“Make movies not meetings” and “Be prolific” are the advice that we’re getting from prominent indie filmmakers like Joe Swanberg and the Duplass brothers. But how do you do that if you don’t have a story to tell?
Writer’s block is the greatest hinderance to filmmaking. And, unfortunately, I’m not of the party that can just grab a camera and shoot something. I like to have a plan.
So here are the components of my writer’s block prevention strategy. These are tips I’ve collected from screenwriting classes, books on the subject, and even interviews about the inspiration behind movies I appreciate.
1. Draw from personal experience.
I’ve been told by writing professors to “tell the story only you can tell.” This is probably the best advice out there when it comes to writing, simply because personal stories have a spark to them that pure fabrication often lacks. When you’re drawing from personal experience, you’re already intimately familiar with the story’s emotional arc. This makes believability so much easier to achieve.
There’s also the fact that there are stories out there that you just can’t make up. Mark Twain said that truth is stranger than fiction because the truth isn’t obliged to stick to possibilities. What’s the strangest thing that’s happened to you? What’s something that’s changed you? You might just find the beginning of a story by answering these questions.
2. Retell a story you love.
The next best thing to telling your own story is retelling one that you love. And no, I’m not encouraging plagiarism.
The truth is, there are no original stories left to tell. There are just new ways to tell that story.
A professor who works as a producer in Hollywood once told my class that as soon as you make a big hit in the indie world, studios will offer you a directing gig to reboot old content. Maybe that’s why Marc Webb did The Amazing Spider-Man after 500 Days of Summer, who knows. Anyway, from a business perspective, reboots make sense because it’s hard to screw them up at the box office. The movie might be unimaginative and unnecessary (ahem, The Amazing Spider-Man), but there will definitely be a paying audience.
From the creative perspective, every story has a variety of vantage points. You can tell them over and over with a unique lens. That’s why we have so many renditions of Batman and movies like Tangled and Maleficent.
But wait a minute, what about copyright issues? Yes, copyright is definitely something to worry about and often expensive to purchase. If you can’t get clearance to use existing characters and intellectual property, you can tweak significant elements of a story (names, setting, period, etc.) to differentiate from the original source material.
After all, isn’t Avatar just Pocahontas in space?
3. People watch.
Once I missed my stop on the Metra. While I was waiting for my ride, an old man jogged by me. He looked to be in his 60’s and had long rocker hair tied in a low pony tail. Tattoos colored his arms and legs and his sneakers were bright orange, matching his neon safety vest. The sight of him drew my interest, so I immediately wrote down his description on my note app. Why was he running? What did all of his tattoos mean? Why did he wear his hair so long?
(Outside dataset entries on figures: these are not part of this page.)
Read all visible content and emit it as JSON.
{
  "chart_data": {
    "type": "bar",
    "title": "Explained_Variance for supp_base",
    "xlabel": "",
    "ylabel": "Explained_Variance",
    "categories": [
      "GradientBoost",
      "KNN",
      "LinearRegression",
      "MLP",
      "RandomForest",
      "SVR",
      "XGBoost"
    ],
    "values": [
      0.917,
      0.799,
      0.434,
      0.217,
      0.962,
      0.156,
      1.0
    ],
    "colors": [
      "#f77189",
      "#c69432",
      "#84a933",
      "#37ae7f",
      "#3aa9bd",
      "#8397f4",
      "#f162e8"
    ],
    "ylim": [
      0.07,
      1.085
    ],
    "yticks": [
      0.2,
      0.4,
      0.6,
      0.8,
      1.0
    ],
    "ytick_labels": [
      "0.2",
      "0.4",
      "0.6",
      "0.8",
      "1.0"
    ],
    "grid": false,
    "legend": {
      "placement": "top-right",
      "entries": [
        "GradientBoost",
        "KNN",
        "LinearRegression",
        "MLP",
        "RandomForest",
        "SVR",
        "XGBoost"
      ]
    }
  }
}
If I took the time to come up with fictitious explanations for all these questions, I’d have myself the beginning of a character outline.
There are interesting things happening all around us– actual events, conversations, or simply the way a person dresses. If you can get over the creepiness of people-watching and eavesdropping, you might find some leads for a story in everyday settings.
4. Create an ironic situation.
Conflict is the foundation to every good plot. A reliable way to conjure up conflict is through irony– according to Google’s definition, that’s “a state of affairs or an event that seems deliberately contrary to what one expects and is often amusing as a result.”
If your protagonist is a cat person, get her stuck working at a dog kennel. If your setting is a beach, tell a story about Santa on vacation. (Okay that’s a horrible suggestion, don’t write that.)
The point is, irony is extremely effective at winning the interest of an audience. The unexpected and contrary nature of this device generates curiosity, so your audience will be asking the important questions of how and why much sooner into the story.
5. Ask a philosophical question.
Philosophical questions plague us all from time to time. They are moral, existential and seemingly always unanswerable. That last quality is what makes them good fuel for story material.
You see, entertainment doesn’t always come in the form of explosions and dramatic romance. It’s also intellectual stimulation. A story that sparks discussions on grey matters are just as important (if not more) than an Avengers movie.
The one thing to avoid is being heavy-handed. I’ve definitely fallen into this trap in past films, so that’s partly why this tip is listed last. If the theme becomes more important than the plot, you may end up with a story that’s half-baked and too on-the-nose.
Making a movie takes no small effort, so your story better be worth the trouble to tell in this medium. In the end, any story can be worth telling if it’s told in the right way. One of the best ways to develop your storytelling skills, though, is by continually consuming them and honing your taste. An inspiring talk from Ira Glass describes this phenomenon as a “gap.” He says that creatives often begin doing their work because they have fantastic taste. However, making something that matches that standard doesn’t happen overnight. But it will happen if you keep working at it.